Pasé el resto de la tarde haciéndome las mismas preguntas. ¿Por qué tenía la sensación de que Gens me ocultaba algo? ¿Acaso sabía dónde se encontraba Vera? ¿Y qué pensar del secuestro de Elisa? ¿Estaban ambas desapariciones relacionadas con lo de Renard?

Intenté hablar con Padilla, pero en Los Guardeses me dijeron que se había tomado el día libre y yo no conocía sus teléfonos privados. Mi única esperanza era Miguel. Tampoco contestaba. Le dejé un mensaje. A última hora, cuando ya anochecía, mi teléfono sonó y era él. Parecía contento, se disculpó por no haber llamado antes y me propuso algo inusual: vernos en un mexicano de Princesa que nos gustaba a los dos. Yo no tenía ningún deseo de salir a cenar, pero Miguel aseguró que solo buscaba un sitio agradable en el que poder hablar.

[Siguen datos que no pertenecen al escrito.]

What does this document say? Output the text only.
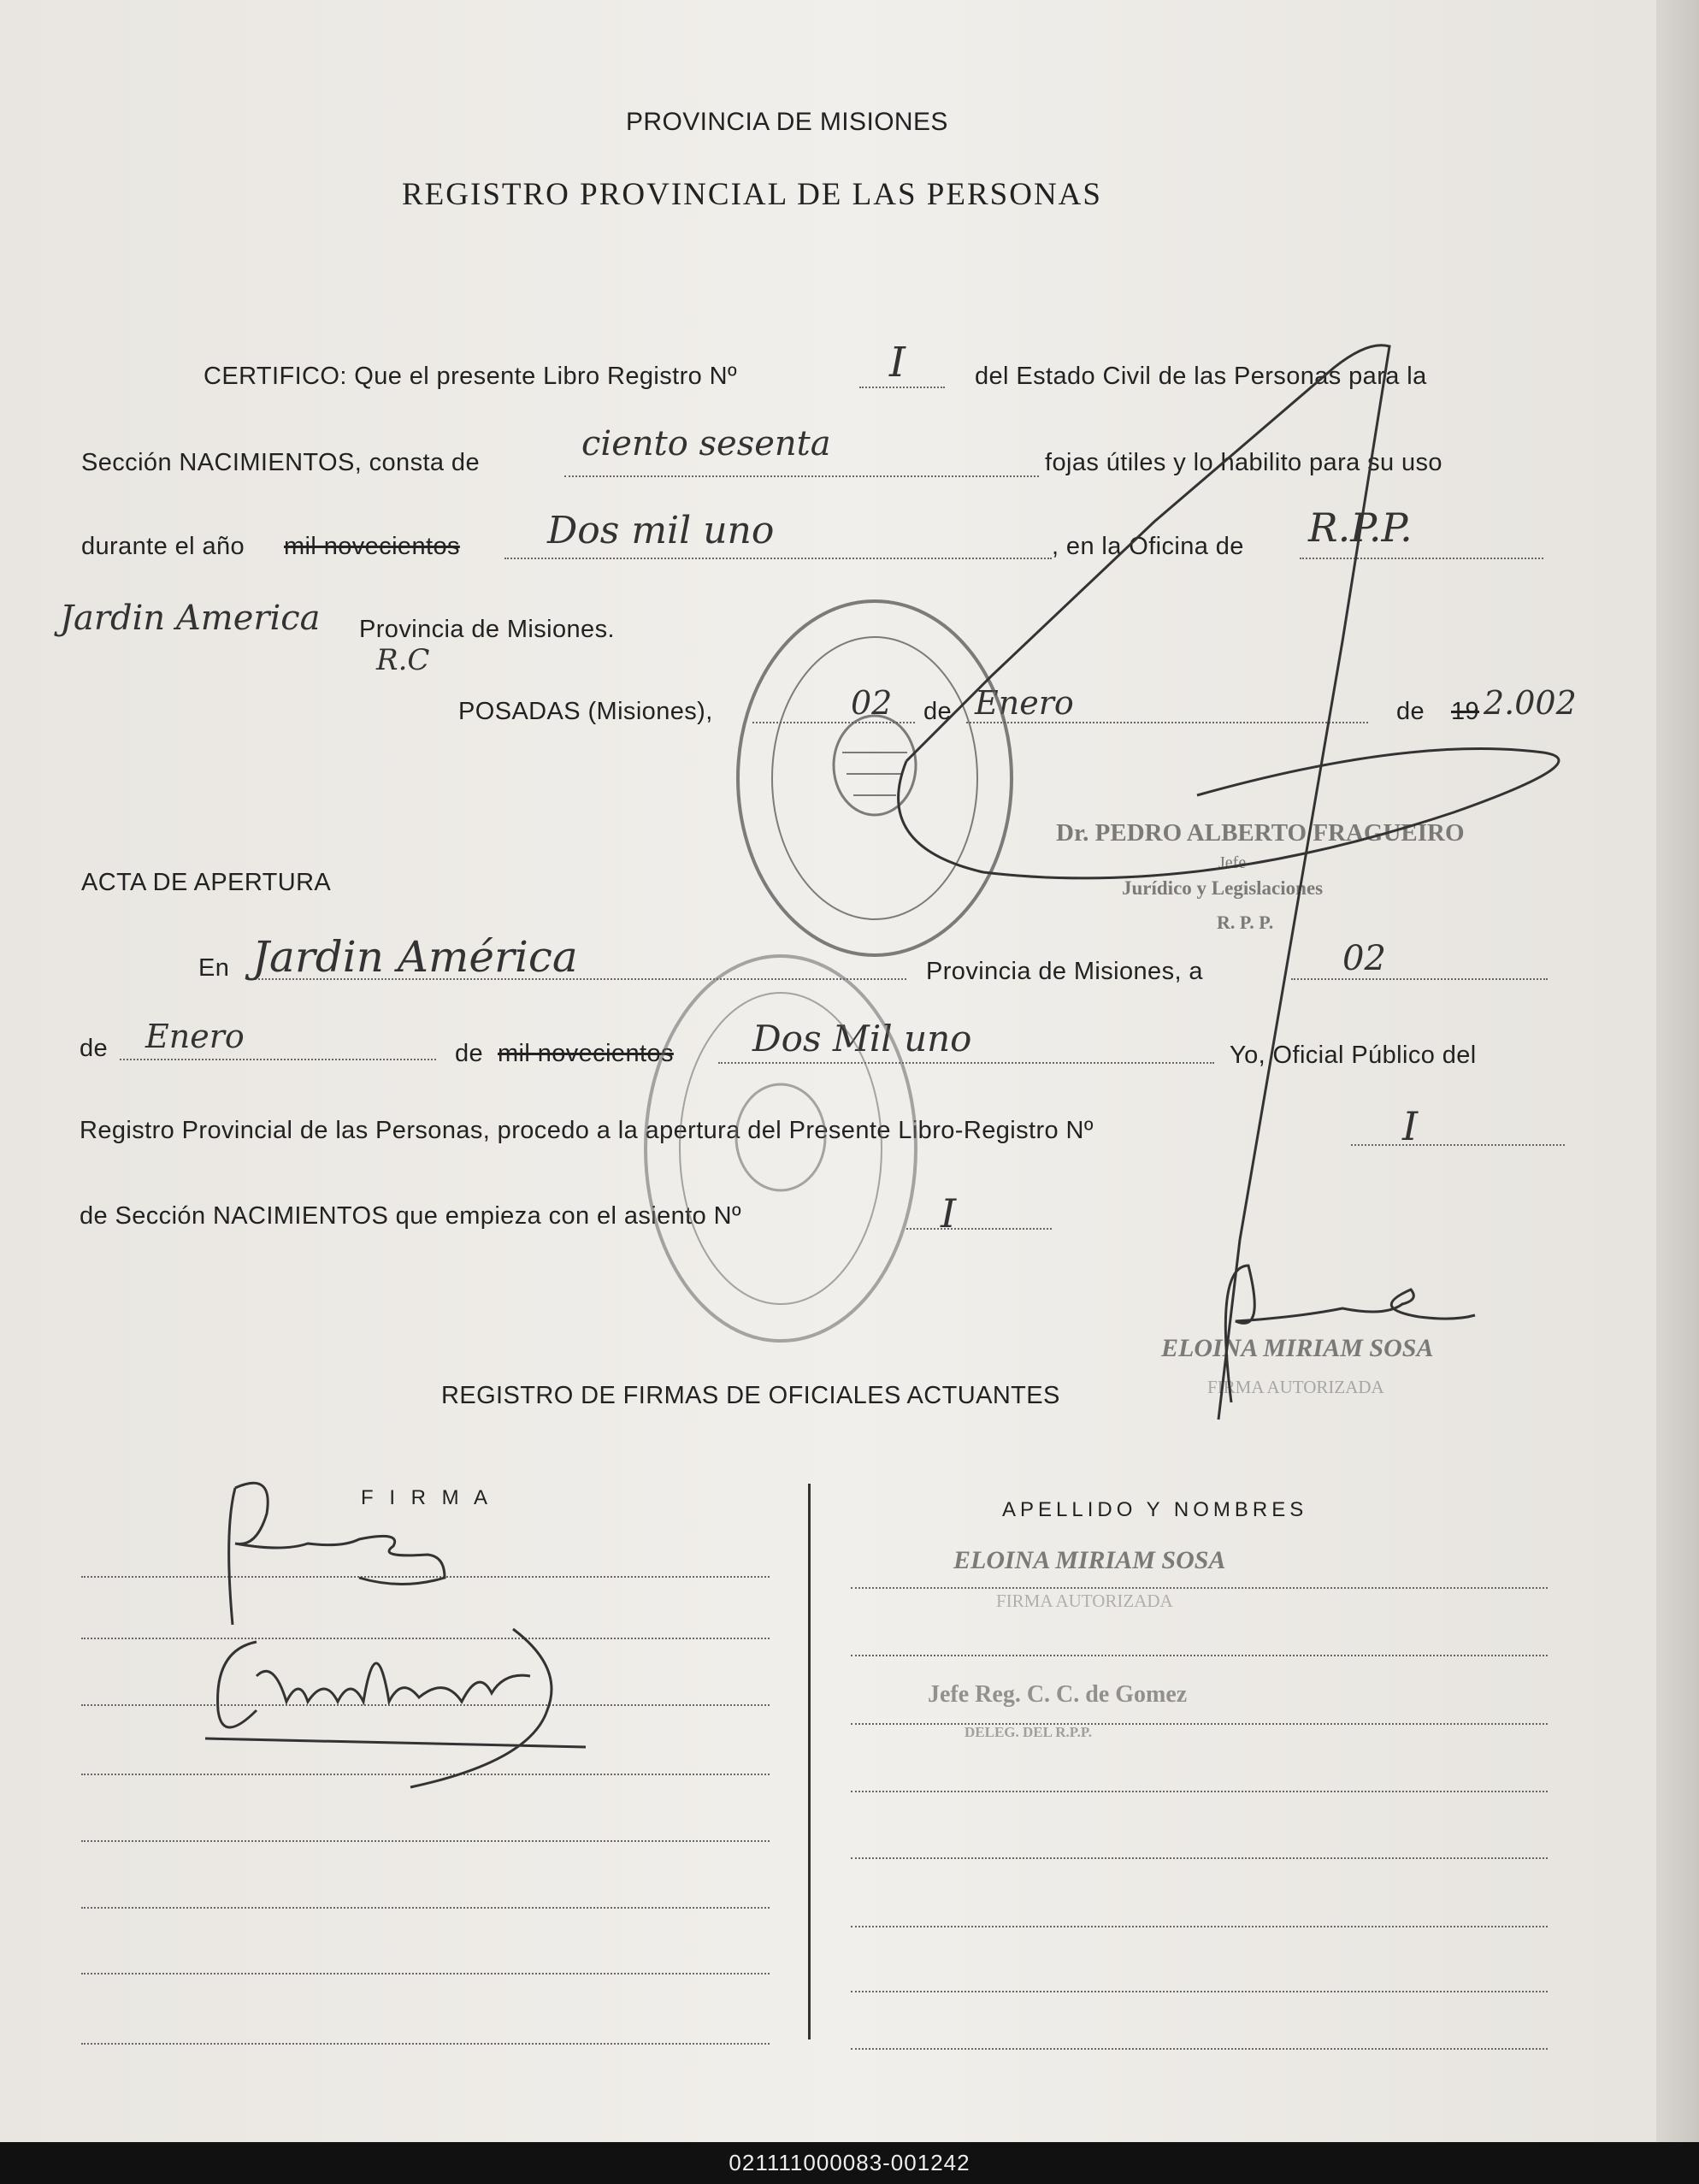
PROVINCIA DE MISIONES
REGISTRO PROVINCIAL DE LAS PERSONAS
CERTIFICO: Que el presente Libro Registro Nº	I	del Estado Civil de las Personas para la
Sección NACIMIENTOS, consta de	ciento sesenta	fojas útiles y lo habilito para su uso
durante el año mil novecientos Dos mil uno	, en la Oficina de R.P.P.
Jardin America Provincia de Misiones.
R.C
POSADAS (Misiones),	02 de Enero	de 19 2.002
ACTA DE APERTURA
En Jardin América	Provincia de Misiones, a	02
de Enero	de mil novecientos Dos Mil uno	Yo, Oficial Público del
Registro Provincial de las Personas, procedo a la apertura del Presente Libro-Registro Nº	I
de Sección NACIMIENTOS que empieza con el asiento Nº	I
Dr. PEDRO ALBERTO FRAGUEIRO
Jefe
Jurídico y Legislaciones
R. P. P.
ELOINA MIRIAM SOSA
FIRMA AUTORIZADA
REGISTRO DE FIRMAS DE OFICIALES ACTUANTES
F I R M A
APELLIDO Y NOMBRES
ELOINA MIRIAM SOSA
FIRMA AUTORIZADA
Jefe Reg. C. C. de Gomez
DELEG. DEL R.P.P.
021111000083-001242
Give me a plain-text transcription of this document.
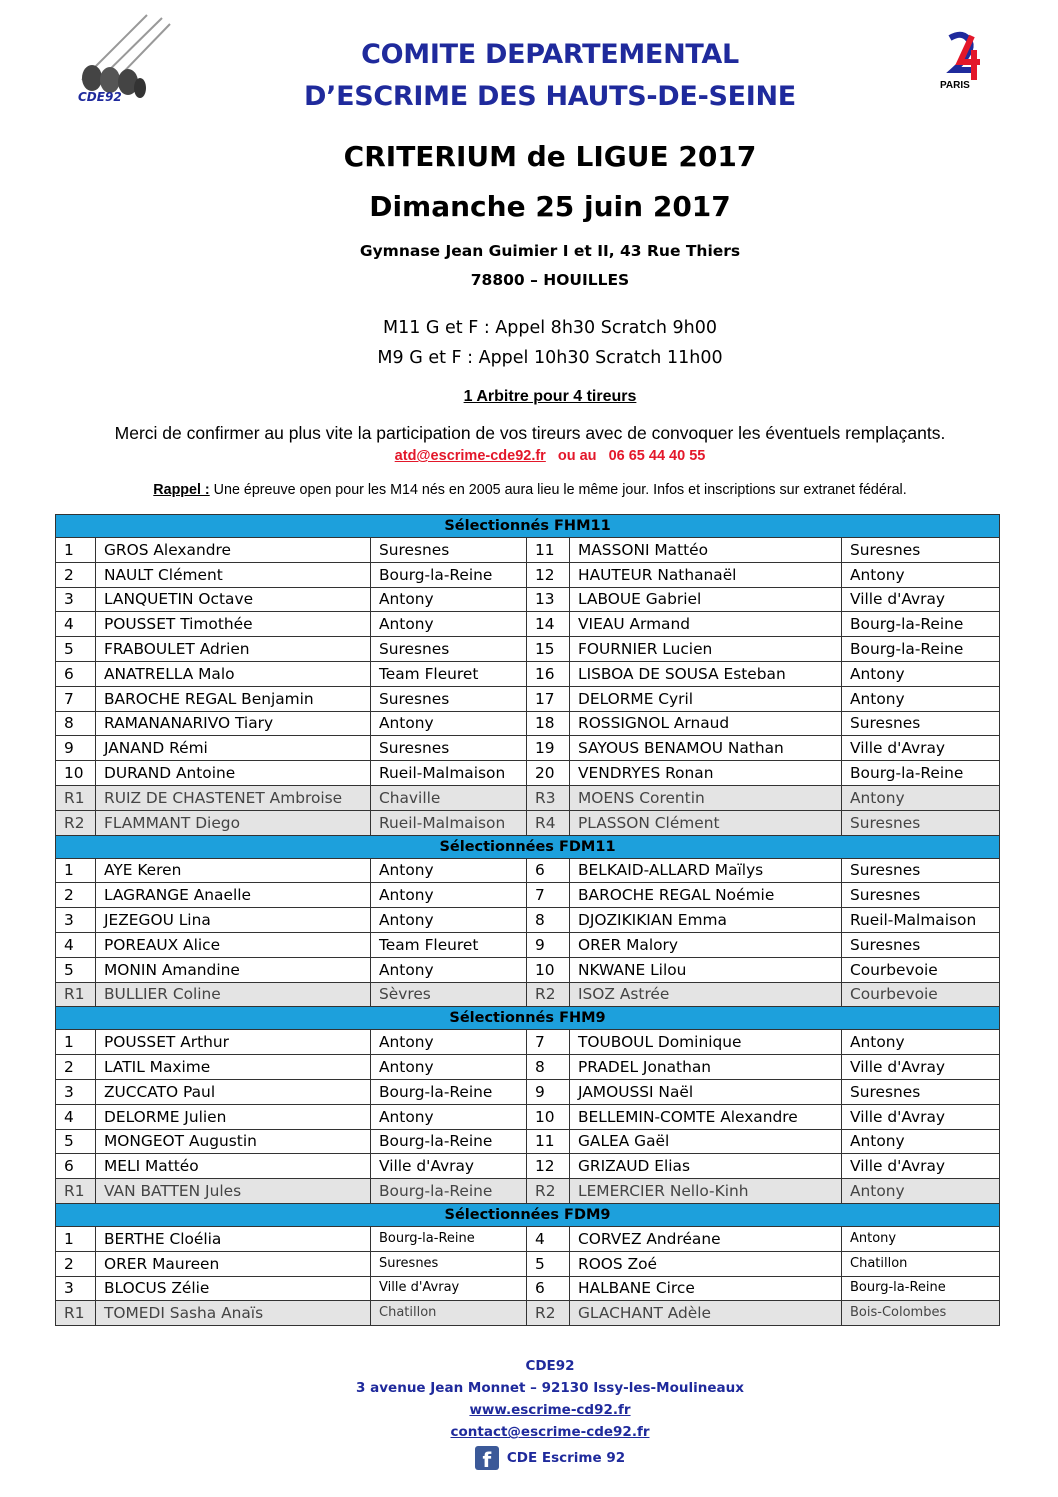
CDE92
PARIS
COMITE DEPARTEMENTAL
D’ESCRIME DES HAUTS-DE-SEINE
CRITERIUM de LIGUE 2017
Dimanche 25 juin 2017
Gymnase Jean Guimier I et II, 43 Rue Thiers
78800 – HOUILLES
M11 G et F : Appel 8h30 Scratch 9h00
M9 G et F : Appel 10h30 Scratch 11h00
1 Arbitre pour 4 tireurs
Merci de confirmer au plus vite la participation de vos tireurs avec de convoquer les éventuels remplaçants.
atd@escrime-cde92.fr ou au 06 65 44 40 55
Rappel : Une épreuve open pour les M14 nés en 2005 aura lieu le même jour. Infos et inscriptions sur extranet fédéral.
Sélectionnés FHM11					
1	GROS Alexandre	Suresnes	11	MASSONI Mattéo	Suresnes
2	NAULT Clément	Bourg-la-Reine	12	HAUTEUR Nathanaël	Antony
3	LANQUETIN Octave	Antony	13	LABOUE Gabriel	Ville d'Avray
4	POUSSET Timothée	Antony	14	VIEAU Armand	Bourg-la-Reine
5	FRABOULET Adrien	Suresnes	15	FOURNIER Lucien	Bourg-la-Reine
6	ANATRELLA Malo	Team Fleuret	16	LISBOA DE SOUSA Esteban	Antony
7	BAROCHE REGAL Benjamin	Suresnes	17	DELORME Cyril	Antony
8	RAMANANARIVO Tiary	Antony	18	ROSSIGNOL Arnaud	Suresnes
9	JANAND Rémi	Suresnes	19	SAYOUS BENAMOU Nathan	Ville d'Avray
10	DURAND Antoine	Rueil-Malmaison	20	VENDRYES Ronan	Bourg-la-Reine
R1	RUIZ DE CHASTENET Ambroise	Chaville	R3	MOENS Corentin	Antony
R2	FLAMMANT Diego	Rueil-Malmaison	R4	PLASSON Clément	Suresnes
Sélectionnées FDM11					
1	AYE Keren	Antony	6	BELKAID-ALLARD Maïlys	Suresnes
2	LAGRANGE Anaelle	Antony	7	BAROCHE REGAL Noémie	Suresnes
3	JEZEGOU Lina	Antony	8	DJOZIKIKIAN Emma	Rueil-Malmaison
4	POREAUX Alice	Team Fleuret	9	ORER Malory	Suresnes
5	MONIN Amandine	Antony	10	NKWANE Lilou	Courbevoie
R1	BULLIER Coline	Sèvres	R2	ISOZ Astrée	Courbevoie
Sélectionnés FHM9					
1	POUSSET Arthur	Antony	7	TOUBOUL Dominique	Antony
2	LATIL Maxime	Antony	8	PRADEL Jonathan	Ville d'Avray
3	ZUCCATO Paul	Bourg-la-Reine	9	JAMOUSSI Naël	Suresnes
4	DELORME Julien	Antony	10	BELLEMIN-COMTE Alexandre	Ville d'Avray
5	MONGEOT Augustin	Bourg-la-Reine	11	GALEA Gaël	Antony
6	MELI Mattéo	Ville d'Avray	12	GRIZAUD Elias	Ville d'Avray
R1	VAN BATTEN Jules	Bourg-la-Reine	R2	LEMERCIER Nello-Kinh	Antony
Sélectionnées FDM9					
1	BERTHE Cloélia	Bourg-la-Reine	4	CORVEZ Andréane	Antony
2	ORER Maureen	Suresnes	5	ROOS Zoé	Chatillon
3	BLOCUS Zélie	Ville d'Avray	6	HALBANE Circe	Bourg-la-Reine
R1	TOMEDI Sasha Anaïs	Chatillon	R2	GLACHANT Adèle	Bois-Colombes
CDE92
3 avenue Jean Monnet – 92130 Issy-les-Moulineaux
www.escrime-cd92.fr
contact@escrime-cde92.fr
f CDE Escrime 92
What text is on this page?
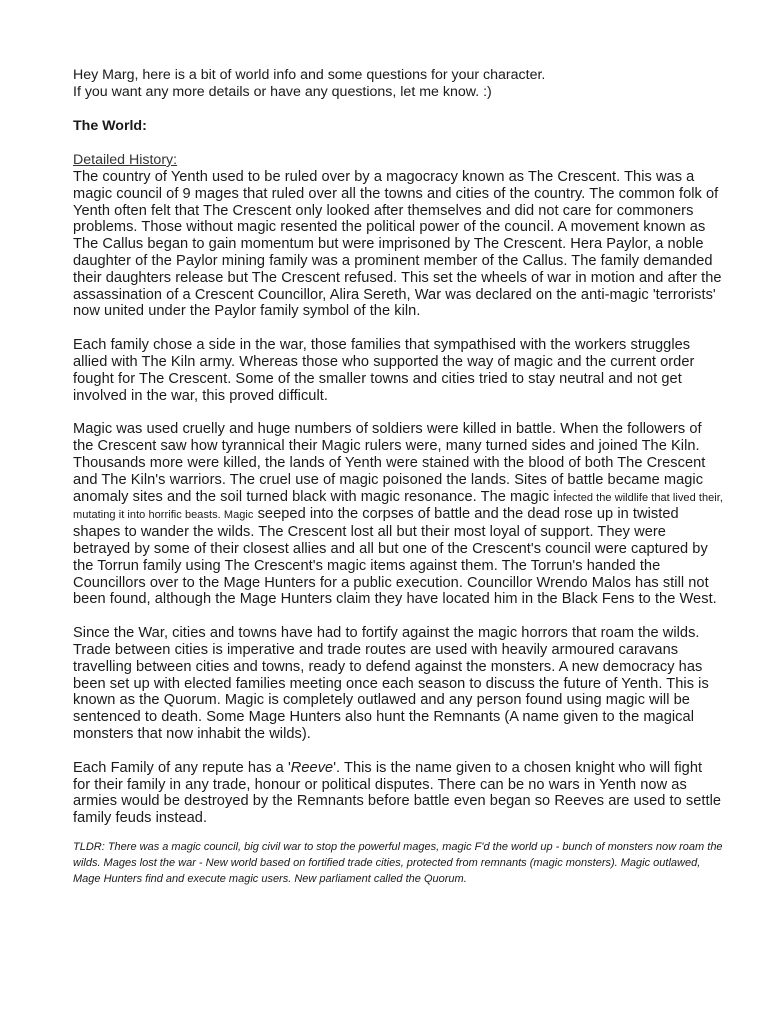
Hey Marg, here is a bit of world info and some questions for your character.
If you want any more details or have any questions, let me know. :)

The World:

Detailed History:

The country of Yenth used to be ruled over by a magocracy known as The Crescent. This was a magic council of 9 mages that ruled over all the towns and cities of the country. The common folk of Yenth often felt that The Crescent only looked after themselves and did not care for commoners problems. Those without magic resented the political power of the council. A movement known as The Callus began to gain momentum but were imprisoned by The Crescent. Hera Paylor, a noble daughter of the Paylor mining family was a prominent member of the Callus. The family demanded their daughters release but The Crescent refused. This set the wheels of war in motion and after the assassination of a Crescent Councillor, Alira Sereth, War was declared on the anti-magic 'terrorists' now united under the Paylor family symbol of the kiln.

Each family chose a side in the war, those families that sympathised with the workers struggles allied with The Kiln army. Whereas those who supported the way of magic and the current order fought for The Crescent. Some of the smaller towns and cities tried to stay neutral and not get involved in the war, this proved difficult.

Magic was used cruelly and huge numbers of soldiers were killed in battle. When the followers of the Crescent saw how tyrannical their Magic rulers were, many turned sides and joined The Kiln. Thousands more were killed, the lands of Yenth were stained with the blood of both The Crescent and The Kiln's warriors. The cruel use of magic poisoned the lands. Sites of battle became magic anomaly sites and the soil turned black with magic resonance. The magic infected the wildlife that lived their, mutating it into horrific beasts. Magic seeped into the corpses of battle and the dead rose up in twisted shapes to wander the wilds. The Crescent lost all but their most loyal of support. They were betrayed by some of their closest allies and all but one of the Crescent's council were captured by the Torrun family using The Crescent's magic items against them. The Torrun's handed the Councillors over to the Mage Hunters for a public execution. Councillor Wrendo Malos has still not been found, although the Mage Hunters claim they have located him in the Black Fens to the West.

Since the War, cities and towns have had to fortify against the magic horrors that roam the wilds. Trade between cities is imperative and trade routes are used with heavily armoured caravans travelling between cities and towns, ready to defend against the monsters. A new democracy has been set up with elected families meeting once each season to discuss the future of Yenth. This is known as the Quorum. Magic is completely outlawed and any person found using magic will be sentenced to death. Some Mage Hunters also hunt the Remnants (A name given to the magical monsters that now inhabit the wilds).

Each Family of any repute has a 'Reeve'. This is the name given to a chosen knight who will fight for their family in any trade, honour or political disputes. There can be no wars in Yenth now as armies would be destroyed by the Remnants before battle even began so Reeves are used to settle family feuds instead.

TLDR: There was a magic council, big civil war to stop the powerful mages, magic F'd the world up - bunch of monsters now roam the wilds. Mages lost the war - New world based on fortified trade cities, protected from remnants (magic monsters). Magic outlawed, Mage Hunters find and execute magic users. New parliament called the Quorum.
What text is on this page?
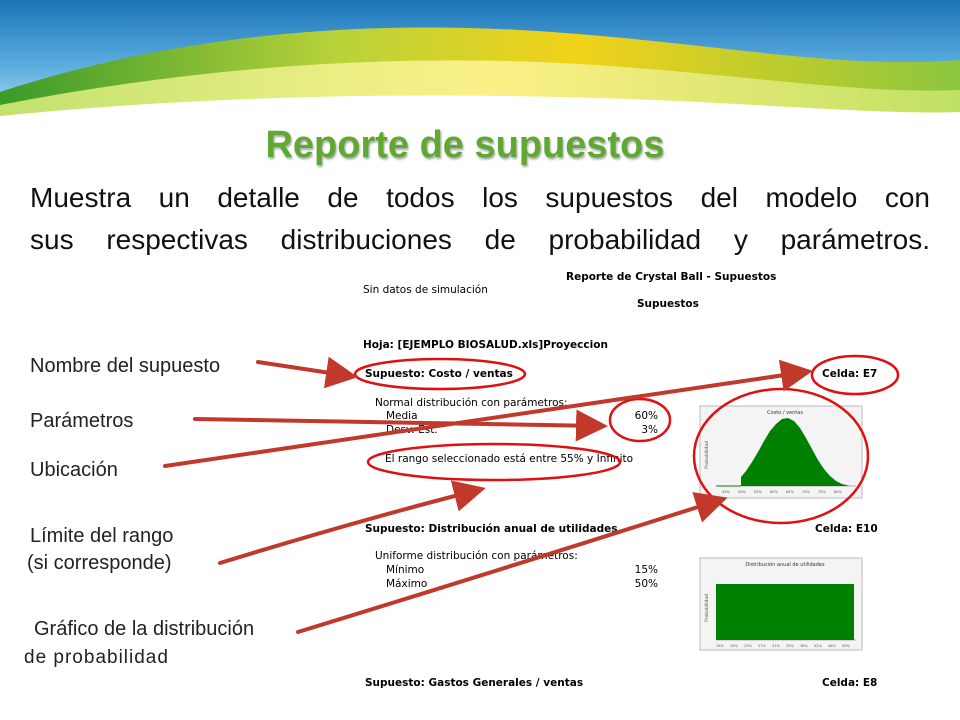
Reporte de supuestos
Muestra un detalle de todos los supuestos del modelo con
sus respectivas distribuciones de probabilidad y parámetros.
Reporte de Crystal Ball - Supuestos
Sin datos de simulación
Supuestos
Hoja: [EJEMPLO BIOSALUD.xls]Proyeccion
Supuesto: Costo / ventas	Celda: E7
Normal distribución con parámetros:
Media	60%
Desv. Est.	3%
El rango seleccionado está entre 55% y Infinito
Supuesto: Distribución anual de utilidades	Celda: E10
Uniforme distribución con parámetros:
Mínimo	15%
Máximo	50%
Supuesto: Gastos Generales / ventas	Celda: E8
Nombre del supuesto
Parámetros
Ubicación
Límite del rango
(si corresponde)
Gráfico de la distribución
de probabilidad
Costo / ventas
Probabilidad
45% 50% 55% 60% 65% 70% 75% 80%
Distribución anual de utilidades
Probabilidad
15% 19% 23% 27% 31% 35% 38% 42% 46% 50%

Terminé aceptando, me puse la cazadora y llegué al restaurante antes que él tras recorrer un Madrid frío y lluvioso. Tuve que admitir que el ambiente del local, bastante lleno en víspera de festivo, los recuerdos de otras cenas disfrutadas allí y los primeros sorbos del margarita me animaron. Y mientras le echaba un vistazo a la carta, que contenía fotos de los platos, una sombra me hizo alzar la vista, y allí estaba.

– Hola, cielo.

– Hola.

Venía espectacular, con una camisa negra opalina y el cabello de nieve ondulado. Su sonrisa, en medio de su barba recortada, me hizo sentir más calor que la bebida. De repente comprendí que había sido buena idea reunimos allí.

Miguel hizo un rápido pedido, luego se dedicó a escuchar. Nos habían dado una mesa cerca de la cocina y se oían voces de camareros, pero estábamos más alejados de las risotadas de los clientes, y de todas formas el mundo desapareció para mí mientras narraba mi encuentro con Gens y las sospechas sobre la desaparición de Vera. Miguel me acariciaba la mano vendada, y recordé un gesto similar de Mario Valle en otro restaurante, parecía que siglos atrás. Cuando acabé, lanzó un suspiro.